Your task is to generate a question and answer from the given sentence. The question should start with ’Who’. The question should refer to the subject of the given sentence. The answer should include the subject of the given sentence. Please generate the response in the form of a Python dictionary string with keys ’Q’ for question and ’A’ for answer. Each corresponding value should be the question and answer text respectively. For example, your response should look like this: {’Q’: ’Your question here...’, ’A’: ’Your answer here...’}. Please note that the generated question and answer should only include information from the given sentence. Please process the following sentence: The man in the suit goes to the man in white and looks at him.

ASSISTANT:

{’Q’: ’Who goes to the man in white?’, ’A’:’The man in the suit’}

USER:

ER: Please process the following sentence: <DECLARATIVE_STATEMENT>

ASSISTANT:

B.3. Extracting Referring Expression Using Vicuna

In the quantitative evaluation, we use the following prompt template with Vicuna-13b-v1.5 to extract the referring expression from the output of the video-based LMM, which is used as the input prompt to the off-the-shelf-grounding module.

SYSTEM:

You are an intelligent chatbot designed for identifying the most relevant subject/object phrases in video-based question-sentence pairs.

USER:

Your task is to compare the question with the sentence, and extract the subject or object phrase of the sentence that most accurately answers the given question. The selected phrase should be short and should contain only one noun. The selected phrase can include adjectives that explain the attributes of the subject/object.

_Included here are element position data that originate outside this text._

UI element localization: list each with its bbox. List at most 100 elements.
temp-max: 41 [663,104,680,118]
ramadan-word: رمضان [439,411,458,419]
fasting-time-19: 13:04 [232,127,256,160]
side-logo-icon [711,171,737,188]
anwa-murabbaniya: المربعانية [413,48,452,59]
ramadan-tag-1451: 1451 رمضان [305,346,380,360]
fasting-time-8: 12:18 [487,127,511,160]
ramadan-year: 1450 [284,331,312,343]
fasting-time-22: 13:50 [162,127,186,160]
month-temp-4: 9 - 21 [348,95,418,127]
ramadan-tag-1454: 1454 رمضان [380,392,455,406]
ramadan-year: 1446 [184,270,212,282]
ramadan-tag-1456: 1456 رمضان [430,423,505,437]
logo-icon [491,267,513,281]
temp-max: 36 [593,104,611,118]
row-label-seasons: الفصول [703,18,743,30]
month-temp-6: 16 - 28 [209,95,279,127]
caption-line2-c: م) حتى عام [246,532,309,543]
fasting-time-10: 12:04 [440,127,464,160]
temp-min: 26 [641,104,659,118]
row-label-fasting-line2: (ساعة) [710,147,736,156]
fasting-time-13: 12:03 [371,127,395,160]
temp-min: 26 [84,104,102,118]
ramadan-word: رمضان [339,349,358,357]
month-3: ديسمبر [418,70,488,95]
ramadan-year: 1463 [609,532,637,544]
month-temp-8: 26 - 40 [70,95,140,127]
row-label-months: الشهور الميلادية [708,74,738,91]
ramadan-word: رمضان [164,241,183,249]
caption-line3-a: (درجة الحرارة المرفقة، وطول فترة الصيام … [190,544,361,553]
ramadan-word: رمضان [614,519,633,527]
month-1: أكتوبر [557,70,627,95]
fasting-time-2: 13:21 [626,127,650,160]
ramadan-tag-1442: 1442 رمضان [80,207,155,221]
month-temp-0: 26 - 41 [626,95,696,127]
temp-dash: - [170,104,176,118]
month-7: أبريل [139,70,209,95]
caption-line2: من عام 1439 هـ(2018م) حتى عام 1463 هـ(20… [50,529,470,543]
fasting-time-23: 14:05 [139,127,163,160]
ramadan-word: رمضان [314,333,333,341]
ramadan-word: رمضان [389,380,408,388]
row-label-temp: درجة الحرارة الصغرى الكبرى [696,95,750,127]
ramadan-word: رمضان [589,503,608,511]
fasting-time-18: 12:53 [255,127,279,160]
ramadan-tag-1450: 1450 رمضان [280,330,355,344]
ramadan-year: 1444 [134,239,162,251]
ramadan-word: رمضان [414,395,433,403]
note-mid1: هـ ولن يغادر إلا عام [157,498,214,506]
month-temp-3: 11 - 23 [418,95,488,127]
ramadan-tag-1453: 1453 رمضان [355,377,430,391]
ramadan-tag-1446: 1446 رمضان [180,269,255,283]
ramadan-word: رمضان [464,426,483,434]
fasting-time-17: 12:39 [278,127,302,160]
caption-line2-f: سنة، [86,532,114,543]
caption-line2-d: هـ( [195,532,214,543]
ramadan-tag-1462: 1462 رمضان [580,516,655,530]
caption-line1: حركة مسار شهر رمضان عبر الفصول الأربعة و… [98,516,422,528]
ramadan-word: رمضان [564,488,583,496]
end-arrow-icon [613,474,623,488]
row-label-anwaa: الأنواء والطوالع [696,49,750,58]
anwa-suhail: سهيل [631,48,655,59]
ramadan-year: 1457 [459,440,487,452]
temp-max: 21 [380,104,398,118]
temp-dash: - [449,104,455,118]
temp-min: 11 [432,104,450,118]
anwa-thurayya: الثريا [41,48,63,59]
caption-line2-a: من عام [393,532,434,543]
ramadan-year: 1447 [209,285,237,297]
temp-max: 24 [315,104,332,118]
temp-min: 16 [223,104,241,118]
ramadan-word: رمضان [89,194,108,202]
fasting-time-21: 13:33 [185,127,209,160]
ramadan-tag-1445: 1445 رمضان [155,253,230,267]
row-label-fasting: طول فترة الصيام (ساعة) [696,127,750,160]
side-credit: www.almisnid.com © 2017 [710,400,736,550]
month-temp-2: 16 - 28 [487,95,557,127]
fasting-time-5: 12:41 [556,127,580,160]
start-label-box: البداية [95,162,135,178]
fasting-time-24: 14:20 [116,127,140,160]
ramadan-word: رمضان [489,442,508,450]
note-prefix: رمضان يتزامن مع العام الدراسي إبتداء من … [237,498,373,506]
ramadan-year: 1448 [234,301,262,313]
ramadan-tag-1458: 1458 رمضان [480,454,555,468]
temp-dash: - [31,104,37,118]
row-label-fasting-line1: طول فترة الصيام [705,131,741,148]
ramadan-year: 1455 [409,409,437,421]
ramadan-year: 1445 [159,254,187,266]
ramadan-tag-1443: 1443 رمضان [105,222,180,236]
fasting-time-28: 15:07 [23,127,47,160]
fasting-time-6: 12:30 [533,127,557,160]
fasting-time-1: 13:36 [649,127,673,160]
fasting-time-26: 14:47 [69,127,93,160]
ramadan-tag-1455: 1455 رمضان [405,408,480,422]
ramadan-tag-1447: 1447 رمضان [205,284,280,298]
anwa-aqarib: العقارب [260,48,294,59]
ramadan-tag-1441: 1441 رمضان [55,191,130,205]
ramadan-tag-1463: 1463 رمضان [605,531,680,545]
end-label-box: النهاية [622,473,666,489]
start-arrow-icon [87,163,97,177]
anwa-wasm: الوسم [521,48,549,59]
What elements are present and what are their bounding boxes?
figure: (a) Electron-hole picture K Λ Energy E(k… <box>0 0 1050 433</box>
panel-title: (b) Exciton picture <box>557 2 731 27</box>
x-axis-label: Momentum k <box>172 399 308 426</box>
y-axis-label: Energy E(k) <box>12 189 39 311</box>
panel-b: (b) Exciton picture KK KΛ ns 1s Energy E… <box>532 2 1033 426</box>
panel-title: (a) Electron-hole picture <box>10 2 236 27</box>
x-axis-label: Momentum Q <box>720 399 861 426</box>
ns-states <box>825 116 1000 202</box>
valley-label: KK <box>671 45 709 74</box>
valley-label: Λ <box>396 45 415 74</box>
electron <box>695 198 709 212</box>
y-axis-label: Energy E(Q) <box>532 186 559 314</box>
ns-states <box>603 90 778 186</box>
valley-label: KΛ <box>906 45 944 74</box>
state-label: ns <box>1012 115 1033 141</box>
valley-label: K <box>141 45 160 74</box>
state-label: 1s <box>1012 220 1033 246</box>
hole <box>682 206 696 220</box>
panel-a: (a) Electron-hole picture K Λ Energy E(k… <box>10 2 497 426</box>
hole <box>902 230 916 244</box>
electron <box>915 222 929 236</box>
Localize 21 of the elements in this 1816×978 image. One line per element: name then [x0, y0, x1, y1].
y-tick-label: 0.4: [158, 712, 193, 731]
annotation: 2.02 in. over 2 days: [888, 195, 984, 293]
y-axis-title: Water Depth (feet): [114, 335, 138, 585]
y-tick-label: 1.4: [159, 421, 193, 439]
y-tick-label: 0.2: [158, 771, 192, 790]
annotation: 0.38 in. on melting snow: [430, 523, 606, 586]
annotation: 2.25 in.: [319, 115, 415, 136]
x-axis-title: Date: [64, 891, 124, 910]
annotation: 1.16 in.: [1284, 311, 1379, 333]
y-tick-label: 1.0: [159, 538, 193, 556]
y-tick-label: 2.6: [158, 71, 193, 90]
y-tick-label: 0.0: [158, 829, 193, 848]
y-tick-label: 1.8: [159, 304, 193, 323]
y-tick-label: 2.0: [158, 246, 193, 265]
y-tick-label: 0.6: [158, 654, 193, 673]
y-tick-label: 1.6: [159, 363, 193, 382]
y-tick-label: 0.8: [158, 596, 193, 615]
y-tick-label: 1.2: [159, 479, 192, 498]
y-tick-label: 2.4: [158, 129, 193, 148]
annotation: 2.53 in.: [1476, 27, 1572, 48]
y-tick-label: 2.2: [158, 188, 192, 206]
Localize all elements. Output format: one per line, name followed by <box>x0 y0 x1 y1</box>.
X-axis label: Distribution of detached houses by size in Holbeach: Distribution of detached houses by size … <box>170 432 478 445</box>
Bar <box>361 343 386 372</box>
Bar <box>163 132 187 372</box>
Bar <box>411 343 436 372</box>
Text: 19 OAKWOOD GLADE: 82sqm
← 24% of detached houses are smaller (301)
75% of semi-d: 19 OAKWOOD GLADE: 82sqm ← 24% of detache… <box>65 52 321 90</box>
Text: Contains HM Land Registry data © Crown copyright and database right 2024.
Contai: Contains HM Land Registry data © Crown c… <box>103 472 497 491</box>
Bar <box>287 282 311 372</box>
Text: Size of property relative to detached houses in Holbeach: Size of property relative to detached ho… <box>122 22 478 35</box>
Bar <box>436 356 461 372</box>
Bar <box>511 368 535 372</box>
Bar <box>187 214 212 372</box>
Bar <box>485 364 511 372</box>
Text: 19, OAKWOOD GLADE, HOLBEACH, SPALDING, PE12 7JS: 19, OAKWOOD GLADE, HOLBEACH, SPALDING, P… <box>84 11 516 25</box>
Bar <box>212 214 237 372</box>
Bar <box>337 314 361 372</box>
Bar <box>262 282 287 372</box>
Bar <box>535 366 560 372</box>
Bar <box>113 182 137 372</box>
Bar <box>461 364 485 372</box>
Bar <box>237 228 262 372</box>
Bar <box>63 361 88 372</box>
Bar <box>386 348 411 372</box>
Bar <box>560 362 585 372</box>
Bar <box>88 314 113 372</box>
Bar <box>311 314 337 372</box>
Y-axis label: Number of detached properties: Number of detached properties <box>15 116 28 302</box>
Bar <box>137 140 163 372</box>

The selected phrase should not exceed 4 words. The selected phrase should not include articles (’a’, ’the’, ’and’). Please generate the response in the form of a Python dictionary string with keys ’OBJECT’, where its value is the extracted phrase in Python string format. DO NOT PROVIDE ANY OTHER OUTPUT TEXT OR EXPLANATION. Only provide the Python dictionary. For example, your response should look like this: {’OBJECT’: ’green toy’}. Please process the following video-based question-answer pair:

Question: who is in front of the guitar at the show? Answer: A woman in a black dress is in front of the guitar on stage.

ASSISTANT:

{’OBJECT’: ’woman in black dress’}

USER:

Question: who points to the window?

Answer: The old man is pointing to the window.

ASSISTANT:

{’OBJECT’: ’old man’}

USER:

Question: who is inside the blue car?

Answer: The driver of the blue car.

ASSISTANT:

{’OBJECT’: ’driver’}

USER:

Please process the following video-based question-answer pair:

Question: <INPUT_TO_VIDEO_LMM>

Answer: <OUTPUT_OF_VIDEO_LMM>

ASSISTANT:

B.4. Entity Matching with Vicuna

As shown in Figure 2, our method employs an LLM-powered entity matching module similar to [49] to match the key phrases in the video-LMM’s output with the object tracks obtained from the grounding and tracking module. We use the same prompt template as [49].

C. Qualitative Results for Visual Grounding

D. Quantitative Evaluations of Video-based Conversation Performance

We leverage the video-based conversation performance benchmarks introduced in Video-ChatGPT[22], while changing the evaluation LLM from GPT-3.5-Turbo to Vicuna-13b-v1.5 model. The prompt templates used with Vicuna are as same as with [22].

Video-based Generative Performance Benchmarking: In this benchmark we continue to use the same test set of 500 samples curated from the ActivityNet-200[11] videos as in [22].

Zero-Shot Question-Answer Evaluation: Following Video-ChatGPT, we perform zero-shot evaluation on four standard open-ended question-answer datasets: MSRVTT[40], MSVD[39], TGIF[16], and ActivityNetQA[44]. No specific training is performed on these datasets, and the evaluation is performed in a zero-shot manner.